I would like to go with the second scenario. Instead of having one huge server, I would like two or three smaller, cheaper servers. This is how I think this should be done:
All domains point to x.x.x.30 (HAProxy.) When HAProxy receives a GET request, it sends this request to the least busy webserver available. The webserver directly responds to the client. With this setup I could easily grow by adding web servers at any time and quickly fix any problems by pulling problem web servers off the cluster.
x.x.x.30 <-- HAProxy
x.x.x.31 <-- webserver1: Rails/Passenger3
x.x.x.32 <-- webserver2: Rails/Passenger3
Am I correct in my understanding of this setup?
Yup - I think you have the basics down pat:
What is HAProxy:
It’s is proxy — and only a proxy that works with anything TCP-based - not just HTTP. It does not serve files - it simply just proxies.
Why HAProxy:
HAProxy comes with Plenty of load-balancing algorithms, including a “least connections” strategy that picks the backend with the fewest pending connections.
Backends can be sanity- and health-checked by URL to avoid routing requests to brain-damaged backends. (It can even stagger these checks to avoid spikes.)
A dedicated status page gives you backend status, uptime and lots of really nice metrics. Requests can be routed based on all sorts of things: cookies, URL substrings, client IP, etc.
How to setup HAProxy:
Check here for some additional examples and details
You mostly have it right, but one detail you kind of glossed over is the response part. The setup you describe is called "Direct Routing" meaning that the packets come in to the load-balancer, get forwarded on to a back-end server, and that server replies directly to the client without passing the traffic back through the load-balancer.
In order for DR to work, the load-balancer IP address needs to ALSO exist on all the web servers. However, you need to disable ARP responses for those addresses on the other servers. Here is a reference to a discussion of this on CentOS.

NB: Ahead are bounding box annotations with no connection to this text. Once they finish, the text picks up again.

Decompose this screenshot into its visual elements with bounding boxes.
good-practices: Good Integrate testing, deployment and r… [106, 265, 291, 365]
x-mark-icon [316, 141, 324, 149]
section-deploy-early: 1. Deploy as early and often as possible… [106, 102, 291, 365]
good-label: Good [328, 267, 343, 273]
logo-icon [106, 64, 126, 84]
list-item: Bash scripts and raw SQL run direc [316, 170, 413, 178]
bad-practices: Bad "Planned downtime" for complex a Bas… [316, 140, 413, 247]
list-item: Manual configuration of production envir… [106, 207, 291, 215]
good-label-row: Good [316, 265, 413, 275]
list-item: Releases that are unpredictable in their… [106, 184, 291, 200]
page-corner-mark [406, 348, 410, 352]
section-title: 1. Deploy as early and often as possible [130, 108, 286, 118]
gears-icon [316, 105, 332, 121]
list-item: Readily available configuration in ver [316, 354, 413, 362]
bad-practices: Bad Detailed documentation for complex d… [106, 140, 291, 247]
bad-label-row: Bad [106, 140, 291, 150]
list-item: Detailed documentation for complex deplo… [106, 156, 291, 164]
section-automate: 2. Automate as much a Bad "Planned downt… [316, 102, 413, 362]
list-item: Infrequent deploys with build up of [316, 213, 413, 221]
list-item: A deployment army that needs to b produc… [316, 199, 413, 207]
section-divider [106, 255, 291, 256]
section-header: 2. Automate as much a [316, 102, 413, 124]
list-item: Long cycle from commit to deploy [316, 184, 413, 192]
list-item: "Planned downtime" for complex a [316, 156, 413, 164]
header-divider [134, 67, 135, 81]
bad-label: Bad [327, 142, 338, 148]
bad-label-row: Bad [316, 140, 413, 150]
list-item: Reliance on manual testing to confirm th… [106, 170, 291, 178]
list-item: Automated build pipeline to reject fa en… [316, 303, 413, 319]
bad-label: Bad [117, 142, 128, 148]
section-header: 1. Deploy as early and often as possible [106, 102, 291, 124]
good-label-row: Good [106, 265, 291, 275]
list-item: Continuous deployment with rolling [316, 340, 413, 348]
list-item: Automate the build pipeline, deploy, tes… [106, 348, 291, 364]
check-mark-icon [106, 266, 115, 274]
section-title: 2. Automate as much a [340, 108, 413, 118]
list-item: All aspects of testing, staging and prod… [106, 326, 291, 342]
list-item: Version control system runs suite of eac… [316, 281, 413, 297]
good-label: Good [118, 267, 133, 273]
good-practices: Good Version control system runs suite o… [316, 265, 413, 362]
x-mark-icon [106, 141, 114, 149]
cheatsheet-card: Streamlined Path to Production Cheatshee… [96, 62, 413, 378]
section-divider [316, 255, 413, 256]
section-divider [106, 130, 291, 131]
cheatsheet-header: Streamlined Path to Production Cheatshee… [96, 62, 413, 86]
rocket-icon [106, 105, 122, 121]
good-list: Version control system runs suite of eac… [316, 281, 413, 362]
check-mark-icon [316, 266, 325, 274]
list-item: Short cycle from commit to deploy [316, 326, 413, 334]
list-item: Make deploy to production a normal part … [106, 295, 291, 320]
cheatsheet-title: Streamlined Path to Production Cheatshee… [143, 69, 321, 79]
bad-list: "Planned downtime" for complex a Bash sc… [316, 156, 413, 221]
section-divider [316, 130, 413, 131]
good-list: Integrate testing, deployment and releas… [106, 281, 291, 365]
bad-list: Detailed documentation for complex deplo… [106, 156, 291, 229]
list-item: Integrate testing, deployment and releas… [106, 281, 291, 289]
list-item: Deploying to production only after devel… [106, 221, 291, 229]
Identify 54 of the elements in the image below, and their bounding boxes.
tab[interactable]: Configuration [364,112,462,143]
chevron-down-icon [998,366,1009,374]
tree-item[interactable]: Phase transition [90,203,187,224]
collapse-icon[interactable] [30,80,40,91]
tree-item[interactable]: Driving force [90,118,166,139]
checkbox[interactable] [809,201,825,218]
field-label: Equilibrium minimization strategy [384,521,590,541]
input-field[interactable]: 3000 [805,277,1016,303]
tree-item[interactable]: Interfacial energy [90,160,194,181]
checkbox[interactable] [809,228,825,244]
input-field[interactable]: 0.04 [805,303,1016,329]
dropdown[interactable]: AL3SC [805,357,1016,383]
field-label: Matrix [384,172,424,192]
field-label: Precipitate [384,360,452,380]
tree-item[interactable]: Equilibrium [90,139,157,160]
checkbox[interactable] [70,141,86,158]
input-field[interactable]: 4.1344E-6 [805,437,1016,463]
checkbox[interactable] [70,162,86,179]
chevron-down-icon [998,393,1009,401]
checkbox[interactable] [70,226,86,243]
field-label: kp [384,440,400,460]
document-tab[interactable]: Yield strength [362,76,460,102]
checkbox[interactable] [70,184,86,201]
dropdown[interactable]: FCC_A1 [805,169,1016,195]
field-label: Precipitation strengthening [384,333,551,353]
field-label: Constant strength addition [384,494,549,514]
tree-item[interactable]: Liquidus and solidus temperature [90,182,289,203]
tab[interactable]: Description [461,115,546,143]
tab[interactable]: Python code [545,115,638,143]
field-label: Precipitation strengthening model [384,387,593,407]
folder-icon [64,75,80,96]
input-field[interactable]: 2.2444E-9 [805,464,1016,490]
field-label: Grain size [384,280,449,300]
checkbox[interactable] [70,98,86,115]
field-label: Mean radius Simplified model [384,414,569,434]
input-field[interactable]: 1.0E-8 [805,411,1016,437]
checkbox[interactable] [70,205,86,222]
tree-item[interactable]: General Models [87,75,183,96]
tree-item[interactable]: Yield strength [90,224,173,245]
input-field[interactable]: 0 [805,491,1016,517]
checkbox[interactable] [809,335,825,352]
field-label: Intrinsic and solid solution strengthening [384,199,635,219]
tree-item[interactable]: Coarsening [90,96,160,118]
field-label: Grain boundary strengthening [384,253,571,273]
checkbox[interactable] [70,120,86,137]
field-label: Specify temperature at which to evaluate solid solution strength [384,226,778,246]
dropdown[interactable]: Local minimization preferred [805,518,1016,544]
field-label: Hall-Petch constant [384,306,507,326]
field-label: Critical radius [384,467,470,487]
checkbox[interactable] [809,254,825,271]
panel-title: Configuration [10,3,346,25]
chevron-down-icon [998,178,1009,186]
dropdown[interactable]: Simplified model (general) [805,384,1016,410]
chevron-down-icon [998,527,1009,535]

The other thing to remember is that this proxy can now become a bottle-neck or a single point of failure. Usually when these load balancing proxies are set up, they are set up as a High Availability cluster of machines so that maintenance can be done on one or one can fail without taking the whole site down.
Beyond DR, you can also do NAT, where the web servers use the load-balancer as the gateway, and the web servers have a private IP, which the load balancer translates to and from the public IPs. This is generally easier to configure, because you don't need to worry about the ARP issues or asymmetric routing, etc...

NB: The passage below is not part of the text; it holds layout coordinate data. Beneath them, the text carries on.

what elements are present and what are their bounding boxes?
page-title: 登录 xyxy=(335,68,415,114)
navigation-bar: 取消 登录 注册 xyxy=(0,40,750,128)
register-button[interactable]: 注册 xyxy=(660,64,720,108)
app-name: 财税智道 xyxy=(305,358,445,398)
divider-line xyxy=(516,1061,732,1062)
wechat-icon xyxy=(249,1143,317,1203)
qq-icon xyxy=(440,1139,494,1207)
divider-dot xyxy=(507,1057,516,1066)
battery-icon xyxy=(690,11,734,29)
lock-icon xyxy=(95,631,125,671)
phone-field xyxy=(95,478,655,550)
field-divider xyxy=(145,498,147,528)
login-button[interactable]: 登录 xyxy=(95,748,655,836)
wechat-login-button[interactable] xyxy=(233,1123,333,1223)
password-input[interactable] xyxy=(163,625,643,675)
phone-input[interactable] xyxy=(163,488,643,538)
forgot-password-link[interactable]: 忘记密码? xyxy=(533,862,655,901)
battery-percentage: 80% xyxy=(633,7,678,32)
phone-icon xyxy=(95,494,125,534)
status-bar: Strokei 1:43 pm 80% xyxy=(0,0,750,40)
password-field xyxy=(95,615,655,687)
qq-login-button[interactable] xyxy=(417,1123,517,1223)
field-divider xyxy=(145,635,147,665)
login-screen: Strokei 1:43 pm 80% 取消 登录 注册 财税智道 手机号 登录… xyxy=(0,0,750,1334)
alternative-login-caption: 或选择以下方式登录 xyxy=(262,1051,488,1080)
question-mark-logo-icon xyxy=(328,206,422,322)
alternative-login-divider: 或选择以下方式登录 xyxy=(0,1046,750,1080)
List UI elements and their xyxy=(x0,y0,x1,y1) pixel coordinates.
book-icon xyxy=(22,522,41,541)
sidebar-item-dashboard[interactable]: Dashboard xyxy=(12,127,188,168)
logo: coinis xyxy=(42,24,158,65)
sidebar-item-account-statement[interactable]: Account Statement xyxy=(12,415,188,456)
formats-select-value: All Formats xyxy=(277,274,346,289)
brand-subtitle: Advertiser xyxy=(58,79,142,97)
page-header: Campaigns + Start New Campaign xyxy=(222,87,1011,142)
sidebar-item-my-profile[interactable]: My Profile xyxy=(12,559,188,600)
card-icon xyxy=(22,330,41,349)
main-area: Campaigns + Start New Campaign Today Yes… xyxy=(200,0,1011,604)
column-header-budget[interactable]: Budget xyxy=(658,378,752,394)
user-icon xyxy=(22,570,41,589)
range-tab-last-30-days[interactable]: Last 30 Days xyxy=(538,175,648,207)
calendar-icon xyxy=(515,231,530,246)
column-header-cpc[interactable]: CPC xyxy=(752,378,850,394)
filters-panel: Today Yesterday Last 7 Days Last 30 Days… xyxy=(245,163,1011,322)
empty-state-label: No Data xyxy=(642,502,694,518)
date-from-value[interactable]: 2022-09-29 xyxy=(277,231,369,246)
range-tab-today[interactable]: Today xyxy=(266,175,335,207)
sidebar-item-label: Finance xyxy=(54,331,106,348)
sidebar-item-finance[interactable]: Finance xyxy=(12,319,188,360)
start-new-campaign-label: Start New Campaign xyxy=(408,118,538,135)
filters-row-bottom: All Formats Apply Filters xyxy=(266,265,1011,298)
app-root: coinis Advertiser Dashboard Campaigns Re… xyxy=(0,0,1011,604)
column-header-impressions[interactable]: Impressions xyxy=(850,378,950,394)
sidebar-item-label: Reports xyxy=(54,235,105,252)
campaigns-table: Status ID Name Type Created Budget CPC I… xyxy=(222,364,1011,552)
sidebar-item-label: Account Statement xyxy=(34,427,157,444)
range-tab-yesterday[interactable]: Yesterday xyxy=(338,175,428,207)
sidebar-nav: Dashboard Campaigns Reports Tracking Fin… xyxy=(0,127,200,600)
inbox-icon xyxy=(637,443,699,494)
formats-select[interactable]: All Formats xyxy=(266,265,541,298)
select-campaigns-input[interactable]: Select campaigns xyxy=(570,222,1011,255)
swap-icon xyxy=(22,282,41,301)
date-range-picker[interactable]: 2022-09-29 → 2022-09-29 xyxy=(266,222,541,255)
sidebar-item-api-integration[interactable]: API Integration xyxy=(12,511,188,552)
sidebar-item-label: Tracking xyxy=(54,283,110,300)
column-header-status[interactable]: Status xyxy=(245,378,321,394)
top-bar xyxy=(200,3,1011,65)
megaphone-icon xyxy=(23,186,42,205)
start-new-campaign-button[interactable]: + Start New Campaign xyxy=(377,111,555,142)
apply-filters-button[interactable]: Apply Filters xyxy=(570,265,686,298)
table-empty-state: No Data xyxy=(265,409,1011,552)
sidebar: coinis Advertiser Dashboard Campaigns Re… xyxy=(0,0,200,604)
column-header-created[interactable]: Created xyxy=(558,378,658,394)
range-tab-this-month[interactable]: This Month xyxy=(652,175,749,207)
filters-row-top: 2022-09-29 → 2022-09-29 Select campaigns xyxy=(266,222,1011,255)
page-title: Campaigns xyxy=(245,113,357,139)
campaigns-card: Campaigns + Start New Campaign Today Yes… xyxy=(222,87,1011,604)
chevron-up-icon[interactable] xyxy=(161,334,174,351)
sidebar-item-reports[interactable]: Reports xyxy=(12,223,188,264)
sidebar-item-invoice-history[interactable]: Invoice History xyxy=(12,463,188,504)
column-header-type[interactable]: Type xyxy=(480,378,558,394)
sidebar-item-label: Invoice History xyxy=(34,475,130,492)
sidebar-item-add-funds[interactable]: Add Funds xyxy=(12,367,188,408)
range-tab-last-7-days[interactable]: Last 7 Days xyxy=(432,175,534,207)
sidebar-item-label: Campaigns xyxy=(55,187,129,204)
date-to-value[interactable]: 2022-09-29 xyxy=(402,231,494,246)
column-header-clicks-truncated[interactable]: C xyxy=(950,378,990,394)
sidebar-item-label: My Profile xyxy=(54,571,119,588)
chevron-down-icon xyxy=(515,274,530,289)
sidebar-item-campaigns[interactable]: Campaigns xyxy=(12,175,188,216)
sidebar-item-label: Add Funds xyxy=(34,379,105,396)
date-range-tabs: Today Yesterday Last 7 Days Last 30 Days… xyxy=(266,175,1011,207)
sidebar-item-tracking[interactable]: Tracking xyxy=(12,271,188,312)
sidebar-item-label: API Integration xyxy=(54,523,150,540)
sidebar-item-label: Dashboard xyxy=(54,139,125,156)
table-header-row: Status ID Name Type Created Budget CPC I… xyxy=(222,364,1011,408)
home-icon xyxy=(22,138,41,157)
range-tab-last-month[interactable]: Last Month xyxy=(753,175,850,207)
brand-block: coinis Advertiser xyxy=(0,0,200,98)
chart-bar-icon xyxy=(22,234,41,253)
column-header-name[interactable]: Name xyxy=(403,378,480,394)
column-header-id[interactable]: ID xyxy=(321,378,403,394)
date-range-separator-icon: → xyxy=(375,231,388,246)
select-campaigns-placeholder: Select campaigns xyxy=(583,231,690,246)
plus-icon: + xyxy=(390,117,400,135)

Finally, one method not frequently spoken about is using the iptables CLUSTERIP module. This module blocks traffic based on the remote IP address or IP address and port number, and an idea of what node in the cluster it is running on. So, you'd configure the IP address on all the machines as an alias, and configure CLUSTERIP. It uses a hash of the connection information so that every machine in the cluster agrees which node will handle it. Packets are blocked on the nodes that don't handle it, and are accepted by the node that does. This is done using a multicast MAC address at the low level.
This works great because you don't have a dedicated load-balancer to fail. However, it is somewhat primitive and obviously cannot do load-balancing based on URLs or other "layer 7" information, only based on IP address.
Here's an article I wrote on how to set up CLUSTERIP last year.
There are many choices and we use them all, depending on the situation. They all have their strengths and weaknesses, depending on exactly your situation and goals and level of experience.